Its report, Breaking the Mould: Creating Higher Education Fit for the Future, which was published today, calls for a funding system that would see colleges have the same funding for HE courses as universities and autonomy as to how to spend it.
Recent figures show the number of people studying HE part-time at colleges has fallen by about 20 per cent in the last five years, but the report reckons this could be prevented if there was an equal funding and support system for those studying full-time and part-time.
It says part-time HE is “vital” in helping people to retrain and boost their skills alongside their job, but cost is a major obstacle.
Martin Doel, chief executive of AoC, said: “Quite simply we need government to recognise the benefits of college-based higher education in preparing people for the workplace and give it the same financial support as universities.
“Without more equitable funding, the gravitational pull towards the academic in higher education will leave the country with an even wider skills gap.”

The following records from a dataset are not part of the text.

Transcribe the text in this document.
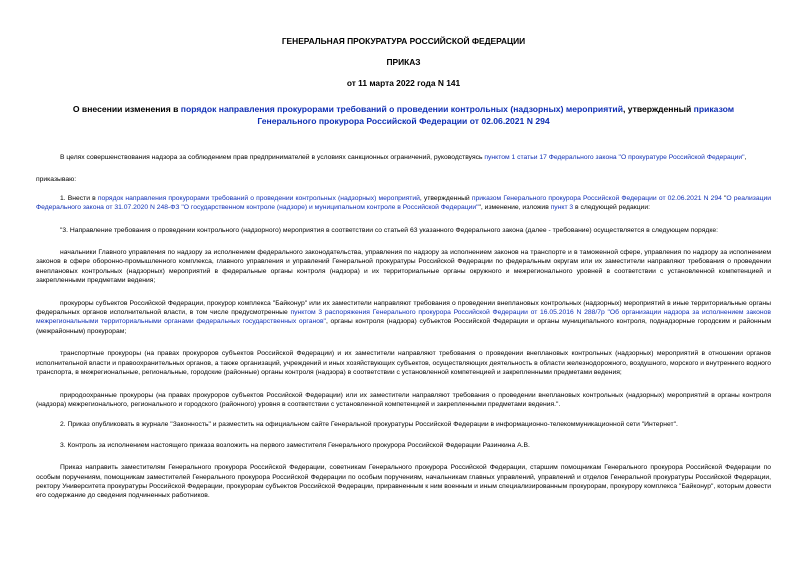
ГЕНЕРАЛЬНАЯ ПРОКУРАТУРА РОССИЙСКОЙ ФЕДЕРАЦИИ
ПРИКАЗ
от 11 марта 2022 года N 141
О внесении изменения в порядок направления прокурорами требований о проведении контрольных (надзорных) мероприятий, утвержденный приказом Генерального прокурора Российской Федерации от 02.06.2021 N 294

В целях совершенствования надзора за соблюдением прав предпринимателей в условиях санкционных ограничений, руководствуясь пунктом 1 статьи 17 Федерального закона "О прокуратуре Российской Федерации",

приказываю:

1. Внести в порядок направления прокурорами требований о проведении контрольных (надзорных) мероприятий, утвержденный приказом Генерального прокурора Российской Федерации от 02.06.2021 N 294 "О реализации Федерального закона от 31.07.2020 N 248-ФЗ "О государственном контроле (надзоре) и муниципальном контроле в Российской Федерации"", изменение, изложив пункт 3 в следующей редакции:

"3. Направление требования о проведении контрольного (надзорного) мероприятия в соответствии со статьей 63 указанного Федерального закона (далее - требование) осуществляется в следующем порядке:

начальники Главного управления по надзору за исполнением федерального законодательства, управления по надзору за исполнением законов на транспорте и в таможенной сфере, управления по надзору за исполнением законов в сфере оборонно-промышленного комплекса, главного управления и управлений Генеральной прокуратуры Российской Федерации по федеральным округам или их заместители направляют требования о проведении внеплановых контрольных (надзорных) мероприятий в федеральные органы контроля (надзора) и их территориальные органы окружного и межрегионального уровней в соответствии с установленной компетенцией и закрепленными предметами ведения;

прокуроры субъектов Российской Федерации, прокурор комплекса "Байконур" или их заместители направляют требования о проведении внеплановых контрольных (надзорных) мероприятий в иные территориальные органы федеральных органов исполнительной власти, в том числе предусмотренные пунктом 3 распоряжения Генерального прокурора Российской Федерации от 16.05.2016 N 288/7р "Об организации надзора за исполнением законов межрегиональными территориальными органами федеральных государственных органов", органы контроля (надзора) субъектов Российской Федерации и органы муниципального контроля, поднадзорные городским и районным (межрайонным) прокурорам;

транспортные прокуроры (на правах прокуроров субъектов Российской Федерации) и их заместители направляют требования о проведении внеплановых контрольных (надзорных) мероприятий в отношении органов исполнительной власти и правоохранительных органов, а также организаций, учреждений и иных хозяйствующих субъектов, осуществляющих деятельность в области железнодорожного, воздушного, морского и внутреннего водного транспорта, в межрегиональные, региональные, городские (районные) органы контроля (надзора) в соответствии с установленной компетенцией и закрепленными предметами ведения;

природоохранные прокуроры (на правах прокуроров субъектов Российской Федерации) или их заместители направляют требования о проведении внеплановых контрольных (надзорных) мероприятий в органы контроля (надзора) межрегионального, регионального и городского (районного) уровня в соответствии с установленной компетенцией и закрепленными предметами ведения.".

2. Приказ опубликовать в журнале "Законность" и разместить на официальном сайте Генеральной прокуратуры Российской Федерации в информационно-телекоммуникационной сети "Интернет".

3. Контроль за исполнением настоящего приказа возложить на первого заместителя Генерального прокурора Российской Федерации Разинкина А.В.

Приказ направить заместителям Генерального прокурора Российской Федерации, советникам Генерального прокурора Российской Федерации, старшим помощникам Генерального прокурора Российской Федерации по особым поручениям, помощникам заместителей Генерального прокурора Российской Федерации по особым поручениям, начальникам главных управлений, управлений и отделов Генеральной прокуратуры Российской Федерации, ректору Университета прокуратуры Российской Федерации, прокурорам субъектов Российской Федерации, приравненным к ним военным и иным специализированным прокурорам, прокурору комплекса "Байконур", которым довести его содержание до сведения подчиненных работников.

The report also says colleges should be given similar autonomy to universities to award higher technical and vocational awards.

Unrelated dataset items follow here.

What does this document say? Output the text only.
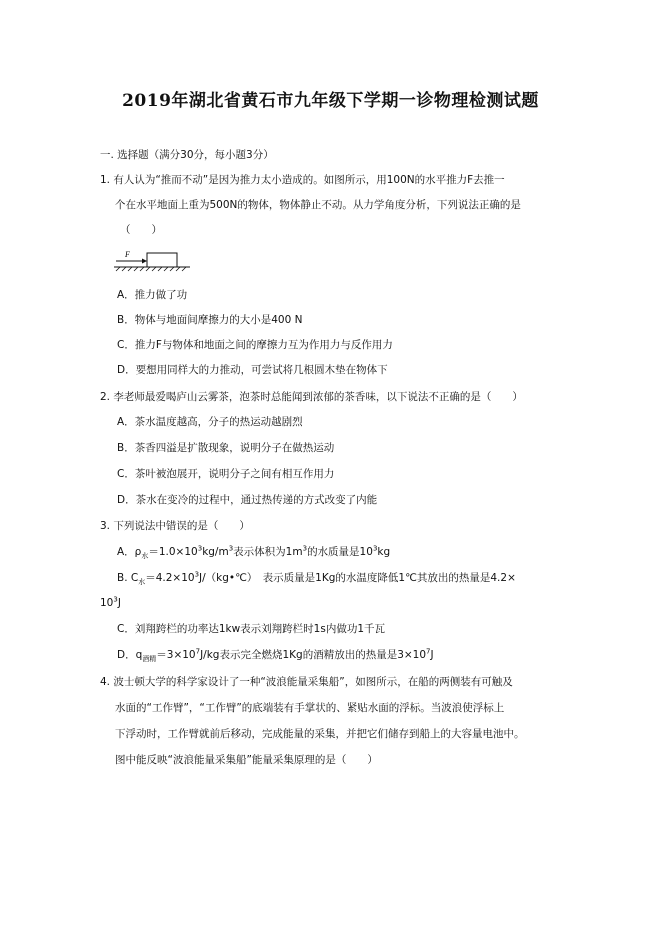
2019年湖北省黄石市九年级下学期一诊物理检测试题
一. 选择题（满分30分，每小题3分）
1. 有人认为“推而不动”是因为推力太小造成的。如图所示，用100N的水平推力F去推一
个在水平地面上重为500N的物体，物体静止不动。从力学角度分析，下列说法正确的是
（　　）
F
A．推力做了功
B．物体与地面间摩擦力的大小是400 N
C．推力F与物体和地面之间的摩擦力互为作用力与反作用力
D．要想用同样大的力推动，可尝试将几根圆木垫在物体下
2. 李老师最爱喝庐山云雾茶，泡茶时总能闻到浓郁的茶香味，以下说法不正确的是（　　）
A．茶水温度越高，分子的热运动越剧烈
B．茶香四溢是扩散现象，说明分子在做热运动
C．茶叶被泡展开，说明分子之间有相互作用力
D．茶水在变冷的过程中，通过热传递的方式改变了内能
3. 下列说法中错误的是（　　）
A．$\rho_水=1.0\times 10^3kg/m^3$表示体积为$1m^3$的水质量是$10^3kg$
B. $C_水=4.2\times 10^3J/(kg•℃)$　表示质量是1Kg的水温度降低1℃其放出的热量是4.2×
$10^3J$
C．刘翔跨栏的功率达1kw表示刘翔跨栏时1s内做功1千瓦
D．$q_{酒精}=3\times 10^7J/kg$表示完全燃烧1Kg的酒精放出的热量是$3\times 10^7J$
4. 波士顿大学的科学家设计了一种“波浪能量采集船”，如图所示，在船的两侧装有可触及
水面的“工作臂”，“工作臂”的底端装有手掌状的、紧贴水面的浮标。当波浪使浮标上
下浮动时，工作臂就前后移动，完成能量的采集，并把它们储存到船上的大容量电池中。
图中能反映“波浪能量采集船”能量采集原理的是（　　）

It says a rebalance toward technical and vocational education is “vital” in ensuring the growth of the economy.
It calls on the government to allow colleges to have the equivalent of degree awarding status, and to work with other colleges to make these awards.
Mr Doel said colleges were “perfectly placed” to provide higher technical vocational education because they have the expert teachers and the necessary state-of-the-art facilities.
“If we want the UK economy to succeed, higher technical and vocational education will be an enabler,” he added.
“In the past 50 years, there has been a continuous gravitational pull towards academic education as the sign of success, and it’s time we redressed the balance.”